After you can sustain a steady pace for around 30 minutes, you have built some skill. You can now add some challenge to your routine. Perhaps try to beat your previous time around the route which you ran. You might add weight to your body with wrist or ankle weights or perhaps run over more hills.

The key with regards to achieving flow state is to add a challenge that is neither too easy nor too difficult to achieve, i.e. you should notice that you are being challenged, but not find it too overwhelming or even impossible to get through it. The point is to really engage the mind in the activity. There should be no room for distracting thoughts as all focus is on this run.
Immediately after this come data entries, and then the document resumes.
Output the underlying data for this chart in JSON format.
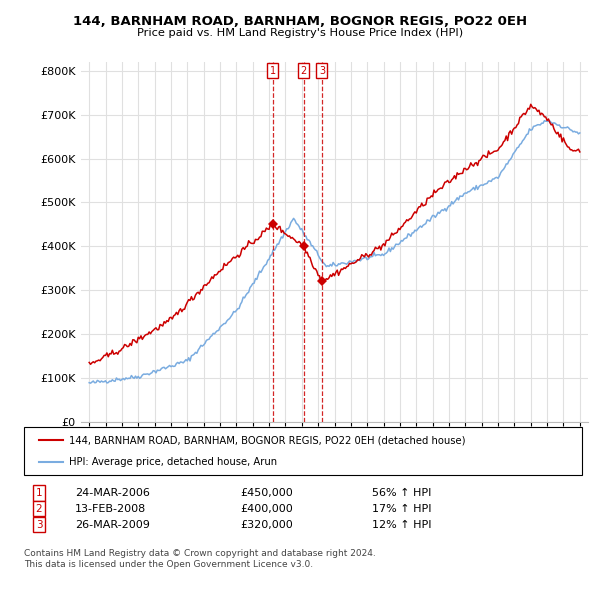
{
  "title": "144, BARNHAM ROAD, BARNHAM, BOGNOR REGIS, PO22 0EH",
  "subtitle": "Price paid vs. HM Land Registry's House Price Index (HPI)",
  "legend_line1": "144, BARNHAM ROAD, BARNHAM, BOGNOR REGIS, PO22 0EH (detached house)",
  "legend_line2": "HPI: Average price, detached house, Arun",
  "footer1": "Contains HM Land Registry data © Crown copyright and database right 2024.",
  "footer2": "This data is licensed under the Open Government Licence v3.0.",
  "transactions": [
    {
      "num": 1,
      "date": "24-MAR-2006",
      "date_float": 2006.23,
      "price": 450000,
      "pct": "56%",
      "dir": "↑"
    },
    {
      "num": 2,
      "date": "13-FEB-2008",
      "date_float": 2008.12,
      "price": 400000,
      "pct": "17%",
      "dir": "↑"
    },
    {
      "num": 3,
      "date": "26-MAR-2009",
      "date_float": 2009.23,
      "price": 320000,
      "pct": "12%",
      "dir": "↑"
    }
  ],
  "red_line_color": "#cc0000",
  "blue_line_color": "#7aace0",
  "dashed_line_color": "#cc0000",
  "marker_color": "#cc0000",
  "ylim": [
    0,
    820000
  ],
  "yticks": [
    0,
    100000,
    200000,
    300000,
    400000,
    500000,
    600000,
    700000,
    800000
  ],
  "xlim_start": 1994.5,
  "xlim_end": 2025.5,
  "background_color": "#ffffff",
  "grid_color": "#e0e0e0"
}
This applies to every level of runner from beginner to advanced.

A more advanced runner might increase the challenge to match his or her skill level by doing things like:

  • Doing drills to increase VO2 max.
  • Training at altitude.
  • Adjusting gait and stride.
  • Work on breathing techniques.

The challenge/skills balance is really the cornerstone of flow state induction while running and so special attention should be given to this area.
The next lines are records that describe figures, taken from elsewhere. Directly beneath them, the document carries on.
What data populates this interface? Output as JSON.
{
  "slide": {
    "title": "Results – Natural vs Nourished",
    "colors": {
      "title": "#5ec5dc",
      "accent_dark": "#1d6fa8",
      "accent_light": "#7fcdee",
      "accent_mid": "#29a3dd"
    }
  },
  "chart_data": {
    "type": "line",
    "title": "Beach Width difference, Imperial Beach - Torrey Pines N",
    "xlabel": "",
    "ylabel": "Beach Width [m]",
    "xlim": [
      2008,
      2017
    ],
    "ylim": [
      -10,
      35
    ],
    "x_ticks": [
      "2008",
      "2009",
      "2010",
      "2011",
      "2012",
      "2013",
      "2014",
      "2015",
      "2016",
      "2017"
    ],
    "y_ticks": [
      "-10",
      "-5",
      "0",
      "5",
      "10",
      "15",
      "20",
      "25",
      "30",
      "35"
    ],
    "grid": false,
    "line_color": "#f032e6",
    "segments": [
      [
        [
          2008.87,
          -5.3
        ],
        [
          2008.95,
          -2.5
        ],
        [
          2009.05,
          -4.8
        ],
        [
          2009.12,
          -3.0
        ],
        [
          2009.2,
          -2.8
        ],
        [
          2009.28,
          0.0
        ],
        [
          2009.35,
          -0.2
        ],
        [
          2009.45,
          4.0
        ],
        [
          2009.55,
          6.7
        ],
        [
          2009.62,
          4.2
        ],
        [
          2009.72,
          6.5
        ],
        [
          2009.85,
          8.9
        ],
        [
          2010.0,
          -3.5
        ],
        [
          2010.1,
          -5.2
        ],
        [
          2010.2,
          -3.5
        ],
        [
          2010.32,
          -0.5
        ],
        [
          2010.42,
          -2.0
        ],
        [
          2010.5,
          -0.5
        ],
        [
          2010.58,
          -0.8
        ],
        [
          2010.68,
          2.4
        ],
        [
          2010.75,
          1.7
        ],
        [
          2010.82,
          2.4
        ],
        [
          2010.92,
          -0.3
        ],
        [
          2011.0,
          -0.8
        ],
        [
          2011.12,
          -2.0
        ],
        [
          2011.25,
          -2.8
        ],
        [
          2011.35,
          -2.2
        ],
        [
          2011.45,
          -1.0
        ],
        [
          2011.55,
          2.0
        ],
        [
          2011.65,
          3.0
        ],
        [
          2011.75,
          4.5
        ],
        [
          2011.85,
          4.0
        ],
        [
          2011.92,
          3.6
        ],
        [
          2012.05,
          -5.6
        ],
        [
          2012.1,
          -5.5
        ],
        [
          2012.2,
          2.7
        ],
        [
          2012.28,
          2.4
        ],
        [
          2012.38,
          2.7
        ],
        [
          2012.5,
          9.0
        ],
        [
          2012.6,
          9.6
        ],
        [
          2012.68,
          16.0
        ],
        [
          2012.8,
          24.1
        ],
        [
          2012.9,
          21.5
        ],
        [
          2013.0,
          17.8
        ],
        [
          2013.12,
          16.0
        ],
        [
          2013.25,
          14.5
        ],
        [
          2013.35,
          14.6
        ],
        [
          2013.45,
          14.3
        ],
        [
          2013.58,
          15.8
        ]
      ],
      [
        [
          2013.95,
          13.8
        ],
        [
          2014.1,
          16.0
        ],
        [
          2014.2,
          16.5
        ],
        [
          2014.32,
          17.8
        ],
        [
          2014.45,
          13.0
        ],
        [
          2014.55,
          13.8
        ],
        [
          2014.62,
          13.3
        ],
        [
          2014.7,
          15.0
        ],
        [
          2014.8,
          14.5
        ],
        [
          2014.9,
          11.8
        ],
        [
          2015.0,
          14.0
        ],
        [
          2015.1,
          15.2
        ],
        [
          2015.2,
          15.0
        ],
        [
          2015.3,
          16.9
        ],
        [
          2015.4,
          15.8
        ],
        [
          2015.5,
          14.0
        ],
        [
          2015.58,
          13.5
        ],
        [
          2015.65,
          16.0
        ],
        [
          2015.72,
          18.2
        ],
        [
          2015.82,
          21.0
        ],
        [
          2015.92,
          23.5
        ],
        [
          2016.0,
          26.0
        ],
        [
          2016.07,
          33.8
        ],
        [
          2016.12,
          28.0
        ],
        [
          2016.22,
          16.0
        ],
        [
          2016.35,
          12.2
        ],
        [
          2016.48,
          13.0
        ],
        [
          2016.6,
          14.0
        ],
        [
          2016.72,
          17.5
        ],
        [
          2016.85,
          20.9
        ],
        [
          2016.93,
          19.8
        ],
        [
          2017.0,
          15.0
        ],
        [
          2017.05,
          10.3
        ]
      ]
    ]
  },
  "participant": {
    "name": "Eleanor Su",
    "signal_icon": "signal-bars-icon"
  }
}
Having clear goals in running

Clear goals and objectives are a very useful component to bring about flow state in running. The goals you have can be long-term or short-term. “I want to complete a marathon next summer” could be an example of a long-term running goal. “I’m going to take 20 seconds off my regular training route” might be a short-term goal.

Visualization is a very useful mental tool in this space. The idea is to simply imagine, in as great detail as possible, yourself already reaching your goal. For example, if your goal is to complete a full marathon, you might want to close your eyes and “see” the whole scenario. The crowd gathered around the finish line, maybe it’s a sunny day in London. The smell of the city, the cheering sounds, the applause as you carry yourself over the line. Include as many senses as possible. It’s called “visualization” but you have 5 senses. How do your legs and body feel after the marathon? Can you already feel the joy, elation and satisfaction of achieving your goal?
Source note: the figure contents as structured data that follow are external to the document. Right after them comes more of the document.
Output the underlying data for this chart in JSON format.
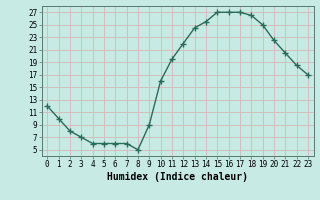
{
  "x": [
    0,
    1,
    2,
    3,
    4,
    5,
    6,
    7,
    8,
    9,
    10,
    11,
    12,
    13,
    14,
    15,
    16,
    17,
    18,
    19,
    20,
    21,
    22,
    23
  ],
  "y": [
    12,
    10,
    8,
    7,
    6,
    6,
    6,
    6,
    5,
    9,
    16,
    19.5,
    22,
    24.5,
    25.5,
    27,
    27,
    27,
    26.5,
    25,
    22.5,
    20.5,
    18.5,
    17
  ],
  "line_color": "#2a6b5a",
  "marker": "+",
  "marker_size": 4,
  "bg_color": "#c8eae4",
  "grid_color": "#d4b8b8",
  "xlabel": "Humidex (Indice chaleur)",
  "xlim": [
    -0.5,
    23.5
  ],
  "ylim": [
    4,
    28
  ],
  "yticks": [
    5,
    7,
    9,
    11,
    13,
    15,
    17,
    19,
    21,
    23,
    25,
    27
  ],
  "xticks": [
    0,
    1,
    2,
    3,
    4,
    5,
    6,
    7,
    8,
    9,
    10,
    11,
    12,
    13,
    14,
    15,
    16,
    17,
    18,
    19,
    20,
    21,
    22,
    23
  ],
  "tick_fontsize": 5.5,
  "label_fontsize": 7,
  "linewidth": 1.0,
  "marker_lw": 1.0
}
The point is to be clear about the goal as a way to focus and motivate the mind into purpose. You might have the idea that you are “running towards your goals”.

Unambiguous self-feedback

In other words, being honest with yourself about your progress (or lack thereof) and how your expectations are matching up to your actual performance. So for example, if you had expected to finish a certain run in 30 minutes, but you actually did it in 33 minutes, then you would have a data point to work with for the next session. You would then begin your next run with added purpose. This is just another concrete means to focus the mind on the task at hand.

Focusing on the task at hand is a gateway to entering the flow state.

Honest self-feedback has the effect of feeding into the progression of reaching goals. You will have perspective about what level you are performing at so you will be better able to progress. When you know what your abilities, as well as limitations, are, then you will be able to calibrate your activity to the optimal level that allows flow state to kick in.

This self-feedback is also quite vital to use in “real-time” while you are actually on a run. You should be able to feel whether you are able to push harder, perhaps pushing too hard through discomfort. In the latter case, you may want to slow down a bit to avoid injury, exhaustion or worse. If you can cruise in between “too easy” and “too difficult”, then you are in the zone that can effect flow state.


Running and getting into flow state are almost synonymous with one another. If you are particularly a long-distance runner, it’s difficult actually not to slip into flow state as you cruise, mile after mile, breathing steadily, rhythmically, you know where you’re going and what you are trying to achieve. Reading through this article hopefully will give runners more awareness and control over their flow state as part of their journey into physical movement.